Evli olduğu Yasin Avcı'dan sistematik şiddet gören ve kendisini 12'nci kattan atmaya çalıştığı sırada öz savunması uygulayan Serap Avcı'nın “Eşi kasten öldürme" suçlamasıyla yargılandığı davanın ilk duruşması Küçükçekmece Adliyesi 6'ncı Ağır Ceza Mahkemesi'nde görüldü.
‘Sessiz kalışımın altındaki korkuyu gördüler ama kimse ses çıkarmadı’
Duruşma öncesi Serap için feministler kampanya grubu, adliye önünde açıklama gerçekleştirdi. Çok sayıda kadının katıldığı açıklamada, “Serap hayatta kaldığı için hapiste” pankartı açarak “Yaşasın kadın dayanışması”, “Serap Avcı yalnız değildir”, “erkek adalet değil gerçek adalet” sloganları atıldı. Açıklamayı Feride Eralp okudu. Mahkemelerin bir ömür süren şiddetti sadece bir olay akşamı üzerinden değerlendirmeye çalıştığını söyleyen Feride Eralp, Serap’ın ve katledilmiş hiçbir kadının yaşadığının bir geceden ibaret olmadığını belirtti. Feride Eralp, “Serap, kocası Yasin Avcı tarafından daha evlenmeden önce şiddete uğramaya başladı. Sevgiliyken dayak yedi, şikayetçi olmaya çalıştı, karakoldan geri gönderildi. Yasin’le evlenmesi bile şiddetti. Her boşanmaya çalıştığında tehdit etti. Serap da, ‘Benim sessiz kalışımın altındaki korkuyu gördüler ama kimse ses çıkarmadı’ diyor. Ölsek de ölmesek de yine biz suçlanıyoruz. Serap 12’nci kattan atılmaya çalışıldığı, saçının öbek öbek yolunduğu, buradan sağ çıkmayacaksın denildiği bir gece hayatta kalmak için elinden gelen tek şeyi yaptığı için, mutfakta bulduğu bıçağı Yasin onu bırakana kadar savurduğu için tutuklu yargılanıyor. Ama bugün Küçükçekmece 6’ncı Ağır Ceza Mahkemesi onu tahliye edebilir, özgürlüğüne kavuşturabilir.
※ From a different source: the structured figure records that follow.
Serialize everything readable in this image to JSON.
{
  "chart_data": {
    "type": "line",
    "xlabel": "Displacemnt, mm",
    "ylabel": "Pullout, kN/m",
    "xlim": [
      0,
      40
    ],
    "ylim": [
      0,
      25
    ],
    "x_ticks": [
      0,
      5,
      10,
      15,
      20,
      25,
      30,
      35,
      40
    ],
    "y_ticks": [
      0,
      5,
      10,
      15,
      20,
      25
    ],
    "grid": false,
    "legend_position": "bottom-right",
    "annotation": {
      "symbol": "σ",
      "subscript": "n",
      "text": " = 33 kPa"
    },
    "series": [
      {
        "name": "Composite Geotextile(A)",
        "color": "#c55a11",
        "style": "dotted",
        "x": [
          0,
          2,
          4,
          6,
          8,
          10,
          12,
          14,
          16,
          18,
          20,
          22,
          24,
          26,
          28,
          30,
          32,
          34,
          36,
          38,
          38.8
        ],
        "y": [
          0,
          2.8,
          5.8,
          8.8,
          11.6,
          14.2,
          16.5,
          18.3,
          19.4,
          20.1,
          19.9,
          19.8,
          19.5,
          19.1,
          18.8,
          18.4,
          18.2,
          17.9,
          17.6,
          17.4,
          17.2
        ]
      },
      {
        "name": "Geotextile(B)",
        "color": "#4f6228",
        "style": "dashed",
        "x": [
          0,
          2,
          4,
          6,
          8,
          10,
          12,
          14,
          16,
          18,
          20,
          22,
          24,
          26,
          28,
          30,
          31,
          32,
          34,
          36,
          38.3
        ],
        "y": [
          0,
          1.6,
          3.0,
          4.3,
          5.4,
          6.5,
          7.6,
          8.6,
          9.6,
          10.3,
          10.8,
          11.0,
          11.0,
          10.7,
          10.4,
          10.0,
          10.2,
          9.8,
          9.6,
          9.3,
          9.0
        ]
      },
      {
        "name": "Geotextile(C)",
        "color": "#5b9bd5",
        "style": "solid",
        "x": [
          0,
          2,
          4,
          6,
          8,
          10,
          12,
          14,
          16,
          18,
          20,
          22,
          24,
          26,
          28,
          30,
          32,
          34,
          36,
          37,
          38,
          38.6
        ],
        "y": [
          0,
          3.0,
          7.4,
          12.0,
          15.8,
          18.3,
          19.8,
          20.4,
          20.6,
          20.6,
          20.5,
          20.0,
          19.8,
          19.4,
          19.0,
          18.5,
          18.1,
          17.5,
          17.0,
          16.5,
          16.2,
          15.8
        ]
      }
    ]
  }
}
Mahkemenin, Serap’ın yaşadığı sistematik erkek şiddetinin karşısında meşru müdafaa ile kendini koruduğunu, hayatına sahip çıktığını görerek beraatine karar vermesini bekliyoruz. Bu olana kadar da biz feministler onun sesine ses katmak için buradayız, yanındayız” dedi.
Kadınların duruşma katına çıkması engellenmeye çalışıldı
Açıklamanın ardından adliyeye geçildi. Polis, mahkeme başkanı duruşmanın görüleceği kata kitlenin tamamının çıkamayacağı ve sadece avukatların ve sivil toplum örgütlerinden bir temsilcinin duruşmaya katılabileceği yönünde kararının olduğunu iddia etti. Kitle kararın hukuksuz olduğunu söyleyerek duruşmanın gerçekleşeceği salona çıktı.
Duruşma başladı
Duruşmada Serap Avcı ve avukatları, Yasin Avcı’nın ailesi ve avukatları hazır bulundu. Duruşmaya İstanbul Barosu yönetim kurulunda yer alan İlknur Alacan gözlemci olarak katılırken, Serap için feministler kampanya grubunda yer alan çok sayıda kadın destek için katıldı.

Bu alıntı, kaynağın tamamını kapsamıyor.